NEW YORK CITY (WABC) -- Jurors saw video Monday of Daniel Penny gripping a man around the neck on a New York City subway train as another passenger beseeched the Marine veteran to let go.
Two videos shot by bystanders - one a high school student, the other a freelance journalist - offered the anonymous jury its first direct view of the chokehold at the heart of the manslaughter trial surrounding Jordan Neely 's 2023 death.
Prosecutors say the student's video has never been made public before. Jurors also saw what prosecutors said was a fuller version of Mexican freelance journalist Juan Alberto Vázquez's video, part of which he'd posted on social media and was widely seen.
A member of Neely's family held his head in his hands and then left the courtroom as Vázquez's video was replayed on big screens.
The first subway passenger to testify was a now 19-year-old woman from the Bronx who was on her way home from her high school during the incident in May 2023.
Ivette Rosario, who was 17 at the time, testified about the moments before she started recording a video.
Neely walked onto the train behind her, ranting about being homeless, and hungry, taking off his sweater and throwing it on the floor.

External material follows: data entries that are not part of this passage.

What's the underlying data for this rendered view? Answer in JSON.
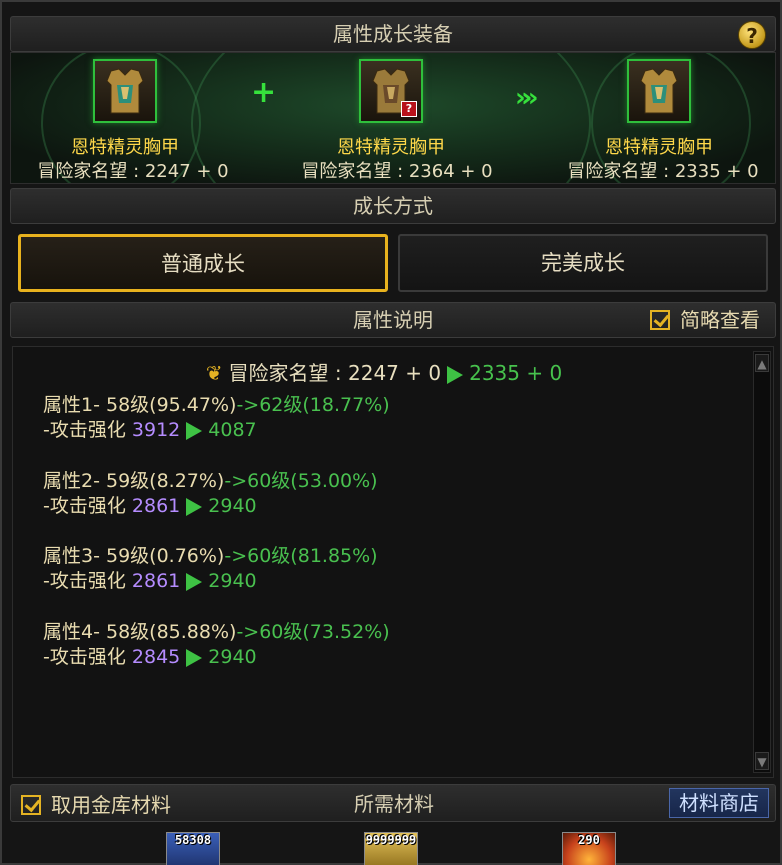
{
  "window": {
    "title": "属性成长装备",
    "help_label": "?"
  },
  "equipment": {
    "plus_symbol": "+",
    "arrow_symbol": "»»",
    "slots": [
      {
        "name": "恩特精灵胸甲",
        "reputation": "冒险家名望 : 2247 + 0"
      },
      {
        "name": "恩特精灵胸甲",
        "reputation": "冒险家名望 : 2364 + 0",
        "badge": "?"
      },
      {
        "name": "恩特精灵胸甲",
        "reputation": "冒险家名望 : 2335 + 0"
      }
    ]
  },
  "growth": {
    "title": "成长方式",
    "normal_label": "普通成长",
    "perfect_label": "完美成长",
    "selected": "normal"
  },
  "description": {
    "title": "属性说明",
    "brief_view_label": "简略查看",
    "brief_view_checked": true,
    "summary": {
      "label": "冒险家名望 :",
      "from": "2247 + 0",
      "to": "2335 + 0"
    },
    "attributes": [
      {
        "name": "属性1- ",
        "current": "58级(95.47%)",
        "next": "->62级(18.77%)",
        "stat": "-攻击强化",
        "stat_from": "3912",
        "stat_to": "4087"
      },
      {
        "name": "属性2- ",
        "current": "59级(8.27%)",
        "next": "->60级(53.00%)",
        "stat": "-攻击强化",
        "stat_from": "2861",
        "stat_to": "2940"
      },
      {
        "name": "属性3- ",
        "current": "59级(0.76%)",
        "next": "->60级(81.85%)",
        "stat": "-攻击强化",
        "stat_from": "2861",
        "stat_to": "2940"
      },
      {
        "name": "属性4- ",
        "current": "58级(85.88%)",
        "next": "->60级(73.52%)",
        "stat": "-攻击强化",
        "stat_from": "2845",
        "stat_to": "2940"
      }
    ]
  },
  "materials": {
    "vault_label": "取用金库材料",
    "vault_checked": true,
    "title": "所需材料",
    "shop_label": "材料商店",
    "items": [
      {
        "count": "58308",
        "color": "#3a5fb8"
      },
      {
        "count": "9999999",
        "color": "#c9a23a"
      },
      {
        "count": "290",
        "color": "#c8421c"
      }
    ]
  },
  "colors": {
    "accent_gold": "#e8b21e",
    "green": "#49c04f",
    "purple": "#b58cff"
  }
}
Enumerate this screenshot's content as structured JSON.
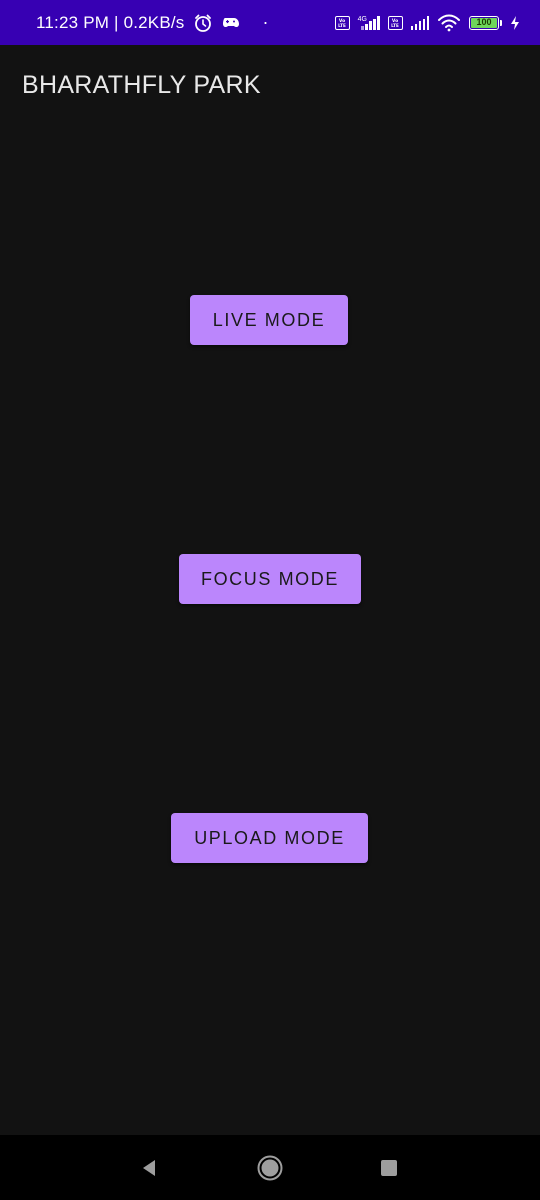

She said she was so nervous that she dropped her head on her friend's chest, but heard the sound of someone, and looked up and saw Penny with a chokehold on Neely.
Rosario said she got off train, her hands shaking by what she'd seen, and called 911. She testified that she never saw Penny let go or loosen the chokehold.
She captured video of Penny on the floor - gripping Neely's head in the crook of his left arm, with his right hand atop Neely's head - and of an unseen bystander saying that Neely was dying and urging, "Let him go!"
Rosario said she didn't see Neely specifically address or approach anyone.
But according to the defense, Neely lurched toward a woman with a stroller and said he "will kill," and Penny felt he had to take action.
Prosecutors don't claim that Penny intended to kill, nor fault him for initially deciding to try to stop Neely's menacing behavior. But they say Penny went overboard by choking the man for about six minutes, even after passengers could exit the train, after two of them stayed and helped hold Neely down, and after he stopped moving for nearly a minute.
A lawyer for Neely's family maintains that whatever he might have said, it didn't justify what Penny did.
Vázquez testified through a Spanish-language interpreter that Neely "tried really hard to break free," first endeavoring to pull Penny's arms off his neck - until another passenger pinned them down - and then moving his legs.
Then, "in a moment, he stopped moving," Vázquez told jurors.
He testified that he'd shortened the version of the video that he posted on social media, cutting about a minute at the beginning where Penny and Neely weren't moving much. Like Rosario, he also made his video after the train had stopped in the station.
A third eyewitness, a 61-year-old man, testified that he pleaded with Penny, "if you don't let him go, and that's the state, we're going to lose him."
He said that a man seen on video grabbing Neely's arms told Penny several times, "I will hold his hands so you can release the chokehold" but Penny "did not respond to myself, nor did he respond to the person who came to assist."
Never before seen video was also introduced Friday that showed the moments after the controversial chokehold death of Neely, as lawyers spar over whether or not the actions taken by Penny were over the top, or courageous.
Penny faces up to 15 years in prison if convicted of involuntary manslaughter.
The trial is expected to last through Thanksgiving.